Wir versuchen dies mit dem Blick darauf, wie die deutsche Dogge ursprünglich einmal war. Wie sie ausgesehen hat, was sie ausgemacht hat.
Hierfür muss man unkonventionelle Wege gehen. Und einen realistischen, reflektierten Blick darauf werfen, was einmal war und was heute ist.
Wir tun dies außerhalb der deutschen anerkannten Doggen Clubs, weil diese noch nicht bereit sind, diesen Weg zu gehen oder ihn zumindest anzuerkennen.
Wir tun dies aber voller Überzeugung.
Und obwohl wir mittlerweile auf Facebook und Instagram mehr als 20.000 Follower und zum Teil bis zu 6 Millionen Aufrufe haben, erhalten wir erstaunlich wenig wirklich bösartige Kommentare oder Nachrichten.
Aber ab und zu treffen wir ganz offensichtlich einen Nerv, der manche Menschen dazu veranlasst, uns und unsere Hunde wüst zu beschimpfen. Von Köter bis hin zu Verbrecher an der Rasse ist da alles dabei. Diese Menschen haben meist 30 Jahre Erfahrung mit der Haltung von Giganten, die nach ihrer Meinung niemals in der Größe und Masse begrenzt werden sollten oder schon seit dem siebten Lebensjahr Erfahrung in Genetik. Sie kennen sich also aus.
Wir nehmen uns nicht heraus, alles zu wissen und alles zu können, allerdings haben wir ein Bild vor Augen, dass Bände spricht.
Heute zeigen wir es euch:
Amor, der Deutsche Doggen Rüde, an den die Frau Vor langer Zeit ihr Herz verloren hat.
Mitte der Siebziger hat eine deutsche Dogge noch so ausgesehen.
Wenn wir dieses Bild zeigen, hören wir immer wieder: "aaah, eine Bismarck Dogge" als ob dies eine andere Rasse wäre. Ja, Bismarck war ein Doggen Fan.
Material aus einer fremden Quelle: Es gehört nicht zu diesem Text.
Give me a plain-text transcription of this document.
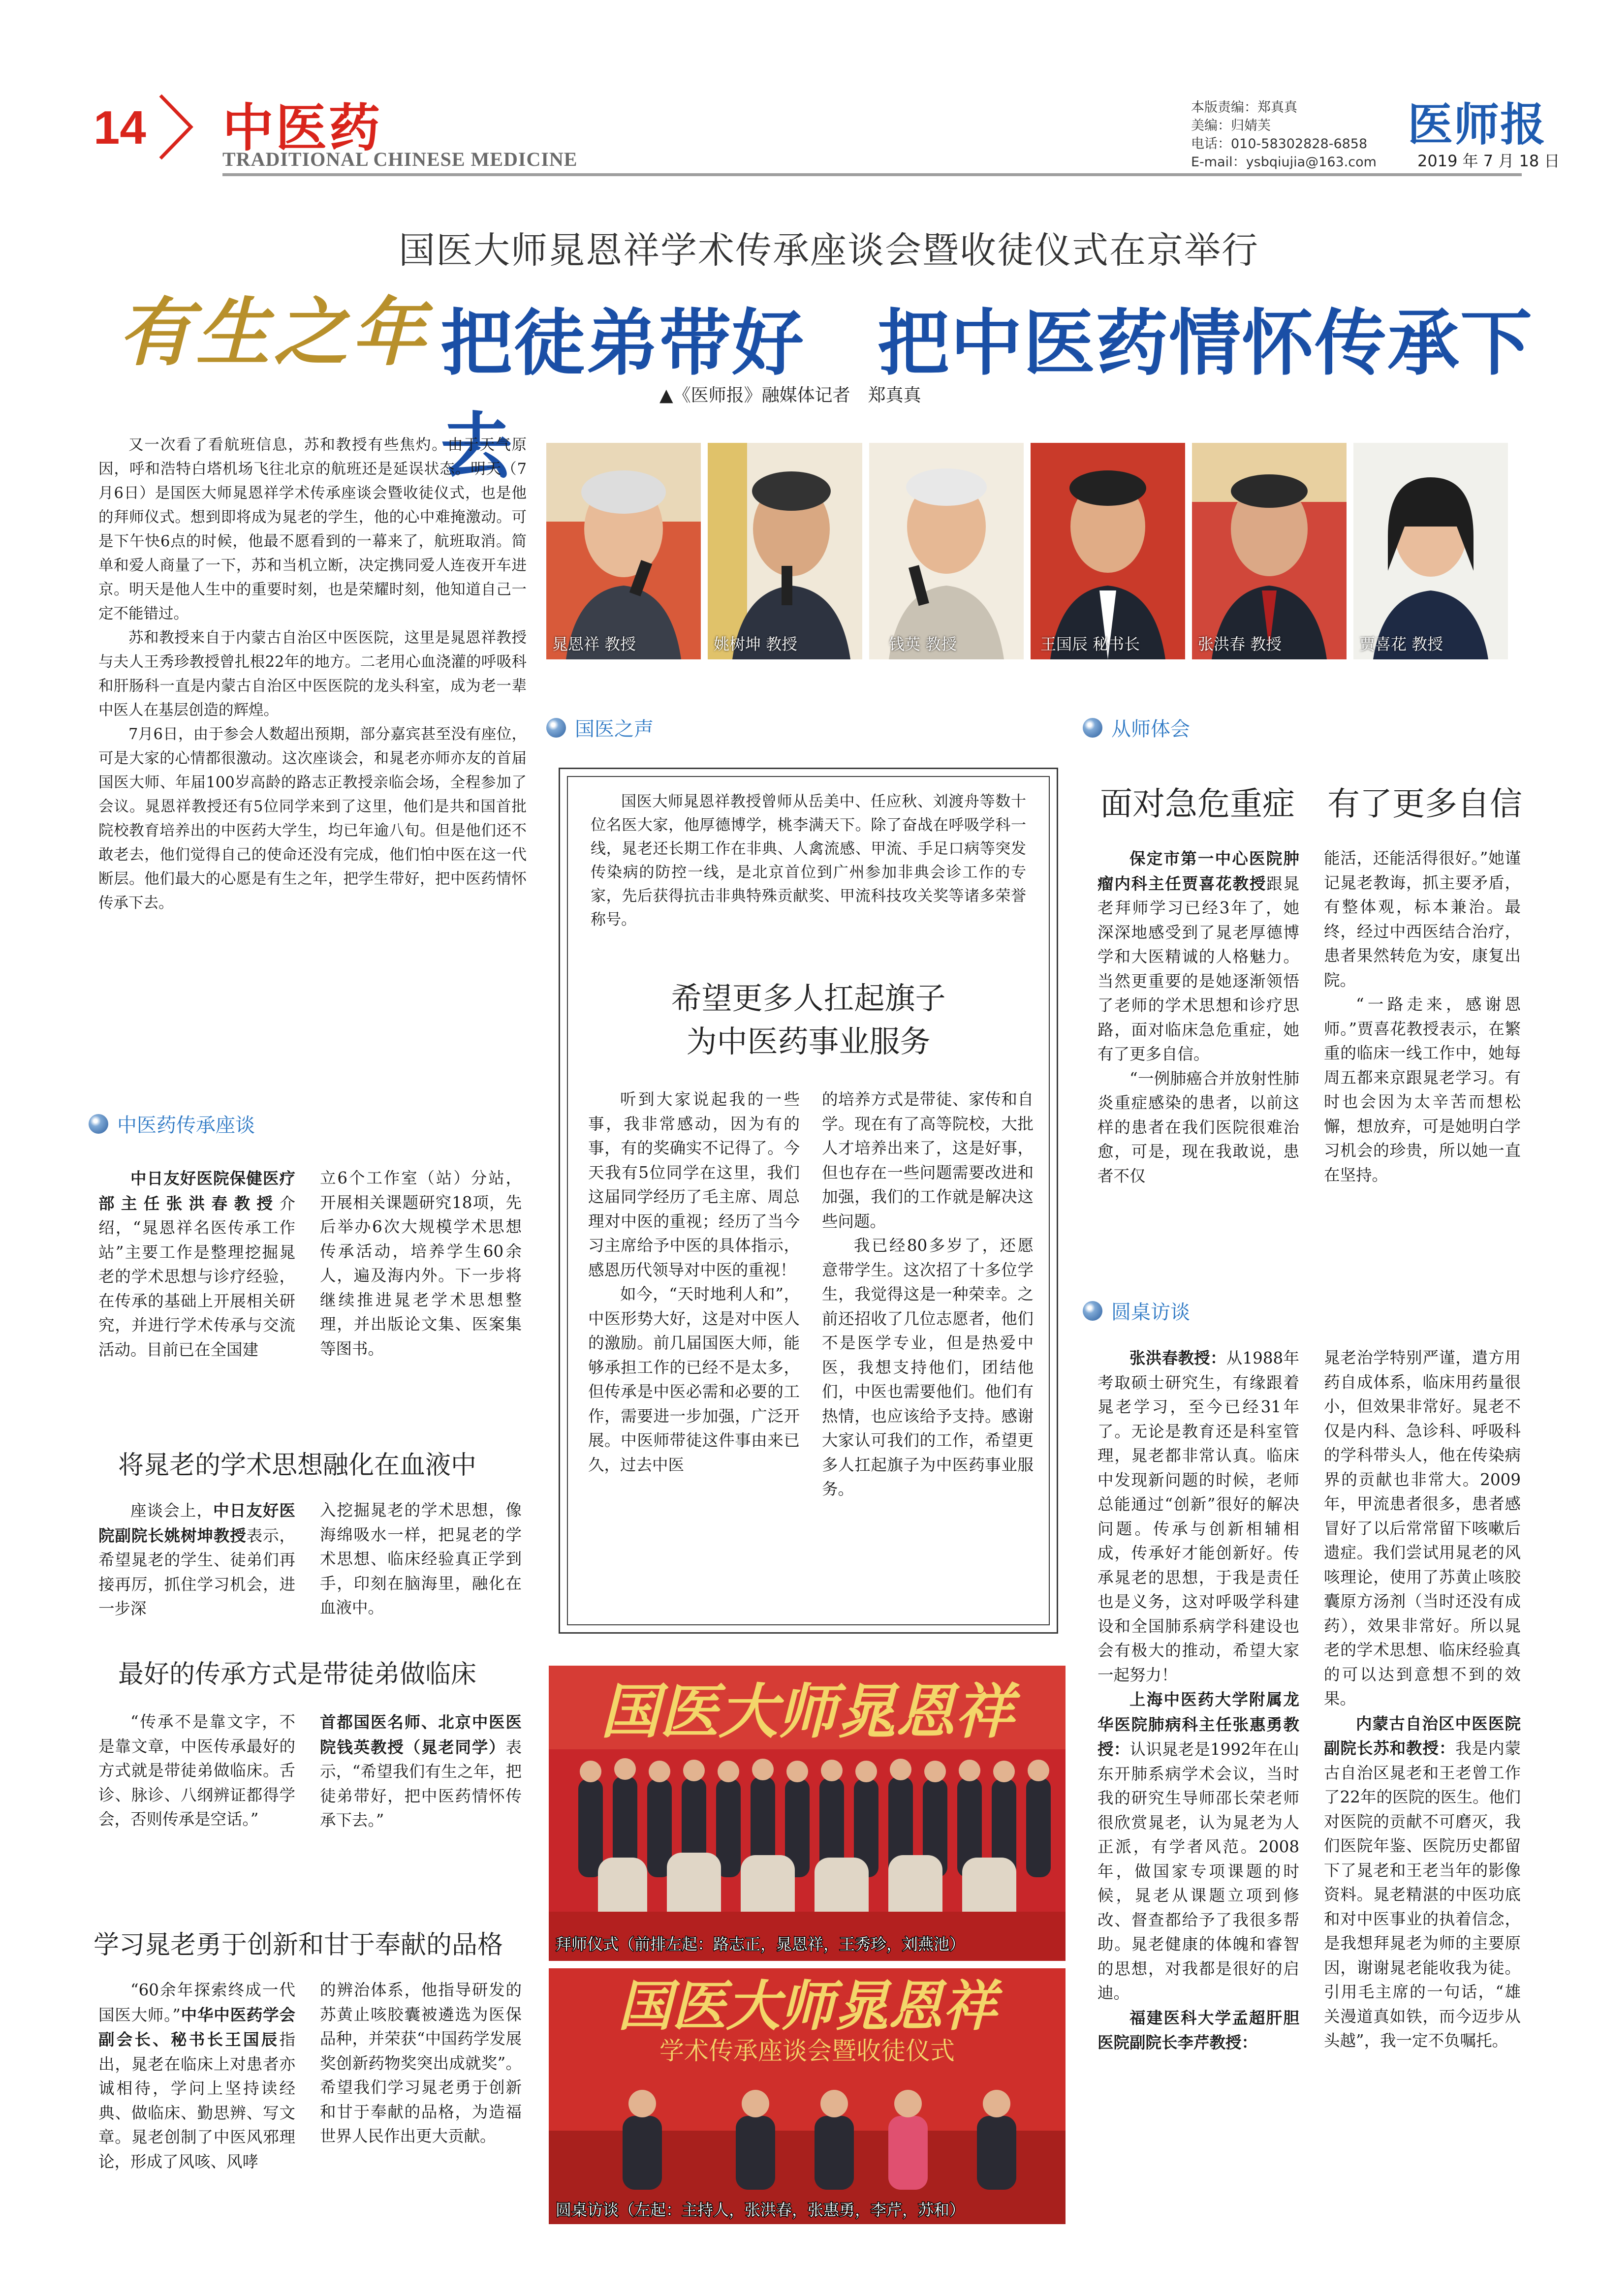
14 中医药
TRADITIONAL CHINESE MEDICINE
本版责编：郑真真
美编：归婧芙
电话：010-58302828-6858
E-mail：ysbqiujia@163.com
医师报
2019 年 7 月 18 日
国医大师晁恩祥学术传承座谈会暨收徒仪式在京举行
有生之年 把徒弟带好　把中医药情怀传承下去
▲《医师报》融媒体记者　郑真真

又一次看了看航班信息，苏和教授有些焦灼。由于天气原因，呼和浩特白塔机场飞往北京的航班还是延误状态。明天（7月6日）是国医大师晁恩祥学术传承座谈会暨收徒仪式，也是他的拜师仪式。想到即将成为晁老的学生，他的心中难掩激动。可是下午快6点的时候，他最不愿看到的一幕来了，航班取消。简单和爱人商量了一下，苏和当机立断，决定携同爱人连夜开车进京。明天是他人生中的重要时刻，也是荣耀时刻，他知道自己一定不能错过。

苏和教授来自于内蒙古自治区中医医院，这里是晁恩祥教授与夫人王秀珍教授曾扎根22年的地方。二老用心血浇灌的呼吸科和肝肠科一直是内蒙古自治区中医医院的龙头科室，成为老一辈中医人在基层创造的辉煌。

7月6日，由于参会人数超出预期，部分嘉宾甚至没有座位，可是大家的心情都很激动。这次座谈会，和晁老亦师亦友的首届国医大师、年届100岁高龄的路志正教授亲临会场，全程参加了会议。晁恩祥教授还有5位同学来到了这里，他们是共和国首批院校教育培养出的中医药大学生，均已年逾八旬。但是他们还不敢老去，他们觉得自己的使命还没有完成，他们怕中医在这一代断层。他们最大的心愿是有生之年，把学生带好，把中医药情怀传承下去。

中医药传承座谈

中日友好医院保健医疗部主任张洪春教授介绍，“晁恩祥名医传承工作站”主要工作是整理挖掘晁老的学术思想与诊疗经验，在传承的基础上开展相关研究，并进行学术传承与交流活动。目前已在全国建

立6个工作室（站）分站，开展相关课题研究18项，先后举办6次大规模学术思想传承活动，培养学生60余人，遍及海内外。下一步将继续推进晁老学术思想整理，并出版论文集、医案集等图书。

将晁老的学术思想融化在血液中

座谈会上，中日友好医院副院长姚树坤教授表示，希望晁老的学生、徒弟们再接再厉，抓住学习机会，进一步深

入挖掘晁老的学术思想，像海绵吸水一样，把晁老的学术思想、临床经验真正学到手，印刻在脑海里，融化在血液中。

最好的传承方式是带徒弟做临床

“传承不是靠文字，不是靠文章，中医传承最好的方式就是带徒弟做临床。舌诊、脉诊、八纲辨证都得学会，否则传承是空话。”

首都国医名师、北京中医医院钱英教授（晁老同学）表示，“希望我们有生之年，把徒弟带好，把中医药情怀传承下去。”

学习晁老勇于创新和甘于奉献的品格

“60余年探索终成一代国医大师。”中华中医药学会副会长、秘书长王国辰指出，晁老在临床上对患者亦诚相待，学问上坚持读经典、做临床、勤思辨、写文章。晁老创制了中医风邪理论，形成了风咳、风哮

的辨治体系，他指导研发的苏黄止咳胶囊被遴选为医保品种，并荣获“中国药学发展奖创新药物奖突出成就奖”。希望我们学习晁老勇于创新和甘于奉献的品格，为造福世界人民作出更大贡献。

晁恩祥 教授	姚树坤 教授	钱英 教授	王国辰 秘书长	张洪春 教授	贾喜花 教授
国医之声

国医大师晁恩祥教授曾师从岳美中、任应秋、刘渡舟等数十位名医大家，他厚德博学，桃李满天下。除了奋战在呼吸学科一线，晁老还长期工作在非典、人禽流感、甲流、手足口病等突发传染病的防控一线，是北京首位到广州参加非典会诊工作的专家，先后获得抗击非典特殊贡献奖、甲流科技攻关奖等诸多荣誉称号。

希望更多人扛起旗子
为中医药事业服务

听到大家说起我的一些事，我非常感动，因为有的事，有的奖确实不记得了。今天我有5位同学在这里，我们这届同学经历了毛主席、周总理对中医的重视；经历了当今习主席给予中医的具体指示，感恩历代领导对中医的重视！

如今，“天时地利人和”，中医形势大好，这是对中医人的激励。前几届国医大师，能够承担工作的已经不是太多，但传承是中医必需和必要的工作，需要进一步加强，广泛开展。中医师带徒这件事由来已久，过去中医

的培养方式是带徒、家传和自学。现在有了高等院校，大批人才培养出来了，这是好事，但也存在一些问题需要改进和加强，我们的工作就是解决这些问题。

我已经80多岁了，还愿意带学生。这次招了十多位学生，我觉得这是一种荣幸。之前还招收了几位志愿者，他们不是医学专业，但是热爱中医，我想支持他们，团结他们，中医也需要他们。他们有热情，也应该给予支持。感谢大家认可我们的工作，希望更多人扛起旗子为中医药事业服务。

国医大师晁恩祥
拜师仪式（前排左起：路志正，晁恩祥，王秀珍，刘燕池）
国医大师晁恩祥
学术传承座谈会暨收徒仪式
圆桌访谈（左起：主持人，张洪春，张惠勇，李芹，苏和）
从师体会
面对急危重症　有了更多自信

保定市第一中心医院肿瘤内科主任贾喜花教授跟晁老拜师学习已经3年了，她深深地感受到了晁老厚德博学和大医精诚的人格魅力。当然更重要的是她逐渐领悟了老师的学术思想和诊疗思路，面对临床急危重症，她有了更多自信。

“一例肺癌合并放射性肺炎重症感染的患者，以前这样的患者在我们医院很难治愈，可是，现在我敢说，患者不仅

能活，还能活得很好。”她谨记晁老教诲，抓主要矛盾，有整体观，标本兼治。最终，经过中西医结合治疗，患者果然转危为安，康复出院。

“一路走来，感谢恩师。”贾喜花教授表示，在繁重的临床一线工作中，她每周五都来京跟晁老学习。有时也会因为太辛苦而想松懈，想放弃，可是她明白学习机会的珍贵，所以她一直在坚持。

圆桌访谈

张洪春教授：从1988年考取硕士研究生，有缘跟着晁老学习，至今已经31年了。无论是教育还是科室管理，晁老都非常认真。临床中发现新问题的时候，老师总能通过“创新”很好的解决问题。传承与创新相辅相成，传承好才能创新好。传承晁老的思想，于我是责任也是义务，这对呼吸学科建设和全国肺系病学科建设也会有极大的推动，希望大家一起努力！

上海中医药大学附属龙华医院肺病科主任张惠勇教授：认识晁老是1992年在山东开肺系病学术会议，当时我的研究生导师邵长荣老师很欣赏晁老，认为晁老为人正派，有学者风范。2008年，做国家专项课题的时候，晁老从课题立项到修改、督查都给予了我很多帮助。晁老健康的体魄和睿智的思想，对我都是很好的启迪。

福建医科大学孟超肝胆医院副院长李芹教授：

晁老治学特别严谨，遣方用药自成体系，临床用药量很小，但效果非常好。晁老不仅是内科、急诊科、呼吸科的学科带头人，他在传染病界的贡献也非常大。2009年，甲流患者很多，患者感冒好了以后常常留下咳嗽后遗症。我们尝试用晁老的风咳理论，使用了苏黄止咳胶囊原方汤剂（当时还没有成药），效果非常好。所以晁老的学术思想、临床经验真的可以达到意想不到的效果。

内蒙古自治区中医医院副院长苏和教授：我是内蒙古自治区晁老和王老曾工作了22年的医院的医生。他们对医院的贡献不可磨灭，我们医院年鉴、医院历史都留下了晁老和王老当年的影像资料。晁老精湛的中医功底和对中医事业的执着信念，是我想拜晁老为师的主要原因，谢谢晁老能收我为徒。引用毛主席的一句话，“雄关漫道真如铁，而今迈步从头越”，我一定不负嘱托。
Und ja, Doggen waren schlank.
Und ja, man kann auch mit Übergewicht sehr alt werden, aber jeder, der schon einmal einen Kasten Bier in den zweiten Stock getragen hat, weiß, dass die 15-20 Kilo, wenn man sie täglich mit sich rumschleppen muss, auf die Dauer belastend sind.